Logement cher dans les grandes villes : Airbnb, investisseurs et pénurie alimentent la hausse des loyers

Se loger à un prix abordable devient de plus en plus difficile dans les grandes agglomérations du Royaume. Devant la Chambre des représentants, le secrétaire d’État chargé de l’Habitat, Adib Benbrahim, a reconnu une hausse généralisée des loyers et des prix de l’immobilier, imputant cette situation à une combinaison de facteurs structurels et conjoncturels, parmi lesquels la pénurie de logements, la pression des investisseurs et l’essor des locations de courte durée.
« Il y a effectivement une hausse des loyers, que ce soit à l’achat ou à la location », a déclaré le responsable gouvernemental lors des questions orales du lundi 12 janvier. Selon lui, la cause principale réside dans le déséquilibre persistant entre l’offre et la demande. Dans les grandes villes, l’attractivité économique, la concentration des emplois, des établissements scolaires et des services de santé continuent d’attirer de nouveaux habitants, alors que l’offre de logements peine à suivre.
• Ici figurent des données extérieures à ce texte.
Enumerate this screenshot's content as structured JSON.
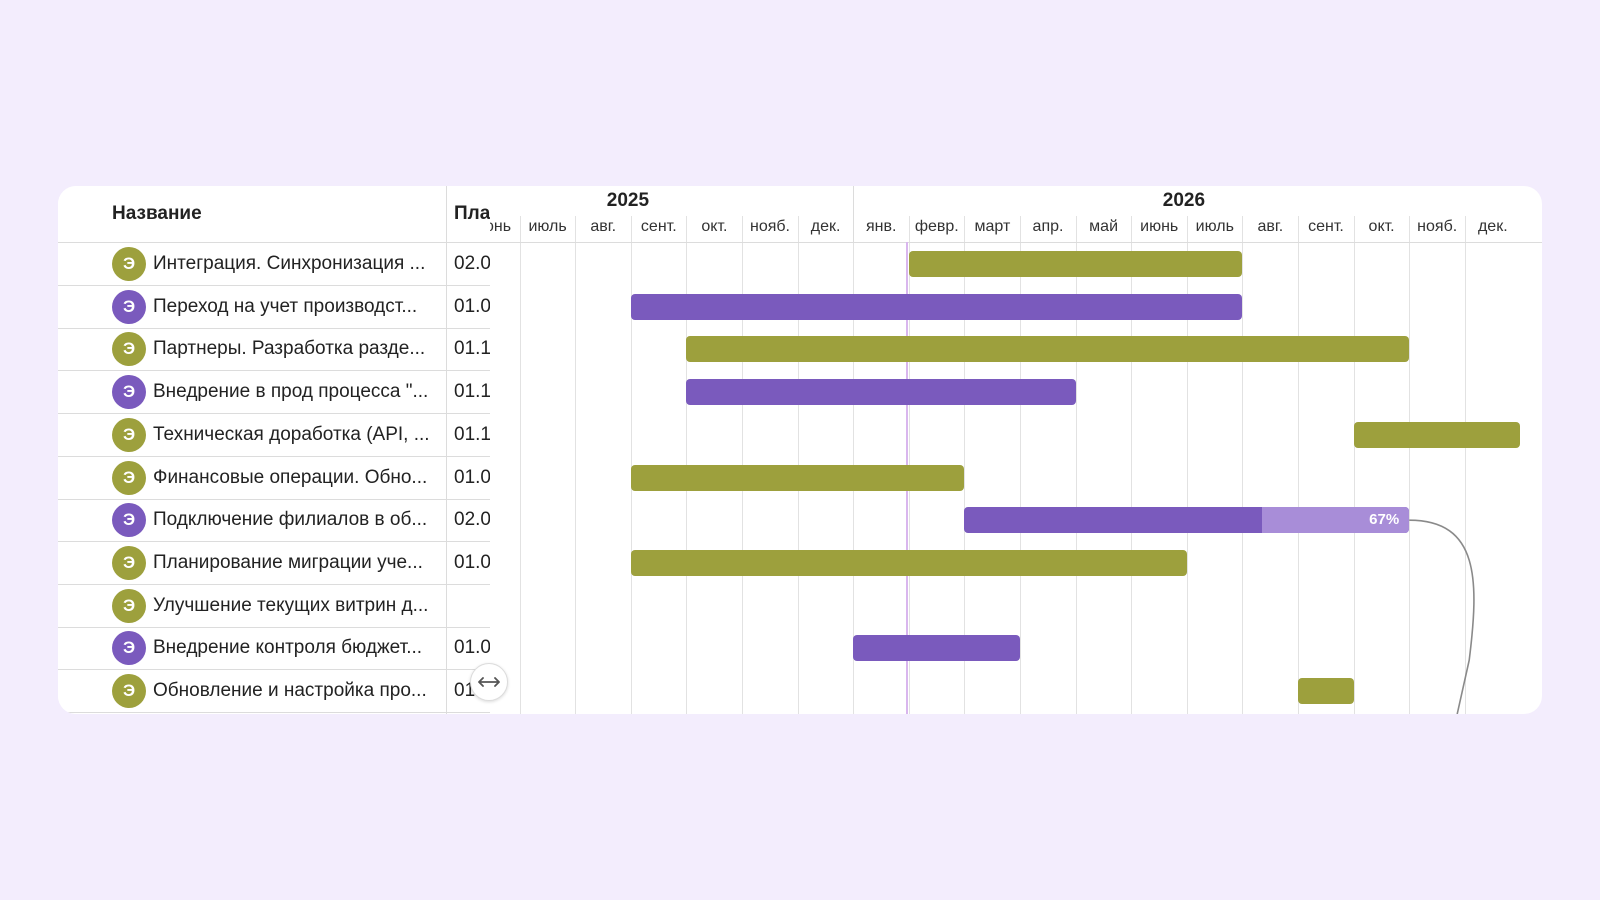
{
  "colors": {
    "olive": "#9da03d",
    "purple": "#7a5abd",
    "purple_light": "#a88dd8",
    "background": "#f3edfd"
  },
  "table": {
    "name_header": "Название",
    "plan_header": "Пла",
    "rows": [
      {
        "type_letter": "Э",
        "color": "olive",
        "name": "Интеграция. Синхронизация ...",
        "plan": "02.0"
      },
      {
        "type_letter": "Э",
        "color": "purple",
        "name": "Переход на учет производст...",
        "plan": "01.0"
      },
      {
        "type_letter": "Э",
        "color": "olive",
        "name": "Партнеры. Разработка разде...",
        "plan": "01.1"
      },
      {
        "type_letter": "Э",
        "color": "purple",
        "name": "Внедрение в прод процесса \"...",
        "plan": "01.1"
      },
      {
        "type_letter": "Э",
        "color": "olive",
        "name": "Техническая доработка (API, ...",
        "plan": "01.1"
      },
      {
        "type_letter": "Э",
        "color": "olive",
        "name": "Финансовые операции. Обно...",
        "plan": "01.0"
      },
      {
        "type_letter": "Э",
        "color": "purple",
        "name": "Подключение филиалов в об...",
        "plan": "02.0"
      },
      {
        "type_letter": "Э",
        "color": "olive",
        "name": "Планирование миграции уче...",
        "plan": "01.0"
      },
      {
        "type_letter": "Э",
        "color": "olive",
        "name": "Улучшение текущих витрин д...",
        "plan": ""
      },
      {
        "type_letter": "Э",
        "color": "purple",
        "name": "Внедрение контроля бюджет...",
        "plan": "01.0"
      },
      {
        "type_letter": "Э",
        "color": "olive",
        "name": "Обновление и настройка про...",
        "plan": "01"
      }
    ]
  },
  "timeline": {
    "years": [
      "2025",
      "2026"
    ],
    "months": [
      "июнь",
      "июль",
      "авг.",
      "сент.",
      "окт.",
      "нояб.",
      "дек.",
      "янв.",
      "февр.",
      "март",
      "апр.",
      "май",
      "июнь",
      "июль",
      "авг.",
      "сент.",
      "окт.",
      "нояб.",
      "дек."
    ],
    "today_month_offset": 7.95,
    "bars": [
      {
        "row": 0,
        "start": 8,
        "end": 14,
        "color": "olive"
      },
      {
        "row": 1,
        "start": 3,
        "end": 14,
        "color": "purple"
      },
      {
        "row": 2,
        "start": 4,
        "end": 17,
        "color": "olive"
      },
      {
        "row": 3,
        "start": 4,
        "end": 11,
        "color": "purple"
      },
      {
        "row": 4,
        "start": 16,
        "end": 19,
        "color": "olive"
      },
      {
        "row": 5,
        "start": 3,
        "end": 9,
        "color": "olive"
      },
      {
        "row": 6,
        "start": 9,
        "end": 17,
        "color": "purple",
        "progress": 0.67,
        "progress_label": "67%"
      },
      {
        "row": 7,
        "start": 3,
        "end": 13,
        "color": "olive"
      },
      {
        "row": 9,
        "start": 7,
        "end": 10,
        "color": "purple"
      },
      {
        "row": 10,
        "start": 15,
        "end": 16,
        "color": "olive"
      }
    ]
  }
}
La rareté du foncier constructible, notamment dans les zones centrales, limite la production de nouvelles unités. Les logements existants deviennent ainsi insuffisants pour absorber la demande croissante, ce qui exerce une pression mécanique sur les prix, tant à la vente qu’à la location. Cette tension est particulièrement marquée dans les quartiers bien desservis et proches des pôles d’activité.
À ce déséquilibre s’ajoute le rôle croissant des investisseurs privés. Selon Adib Benbrahim, une partie du parc immobilier est aujourd’hui orientée vers la location de courte durée, notamment via des plateformes comme Airbnb. Ces logements, retirés du marché locatif classique, réduisent l’offre disponible pour les ménages à la recherche d’un logement permanent. D’autres investisseurs privilégient des stratégies d’achat-revente à court terme, contribuant à tirer les prix de référence vers le haut et, par ricochet, à renchérir les loyers.
Le secrétaire d’État a également pointé l’influence du secteur bancaire. Les institutions financières tendent à favoriser le financement de projets à forte rentabilité, en particulier ceux liés à la location touristique ou aux segments haut de gamme, au détriment des logements destinés aux classes moyennes et aux ménages à revenus intermédiaires. Cette orientation renforce l’attractivité de l’investissement locatif spéculatif et accentue la pression sur le marché résidentiel traditionnel.
La localisation reste, par ailleurs, un facteur déterminant. Les zones proches des bassins d’emploi, des écoles et des infrastructures sanitaires concentrent la demande, tandis que les quartiers périphériques ne constituent pas toujours une alternative viable en raison des coûts et des contraintes de transport. Cette réalité pousse de nombreux ménages à accepter des loyers plus élevés pour rester à proximité des services essentiels.
Face à cette situation, le gouvernement prépare des réponses structurelles. Adib Benbrahim a annoncé qu’une étude commandée par son département est en phase de finalisation. Elle vise à encadrer le développement des logements à loyers supérieurs au marché et à proposer des solutions alternatives, notamment à travers l’intervention d’institutions publiques régionales.
Le dispositif envisagé reposerait sur la mise à disposition de logements à long terme, avec un mécanisme permettant aux locataires de constituer progressivement un apport en vue d’une future acquisition. Une partie du loyer serait ainsi capitalisée, ouvrant la voie à une accession progressive à la propriété.
Les conclusions de cette étude sont attendues en mars. Elles devraient permettre de définir des mesures concrètes pour mieux organiser le marché locatif, limiter les effets de la spéculation et améliorer l’accès au logement dans les zones sous forte tension. L’enjeu, selon le secrétaire d’État, est de rétablir un équilibre durable entre attractivité urbaine, investissement privé et droit au logement pour les ménages.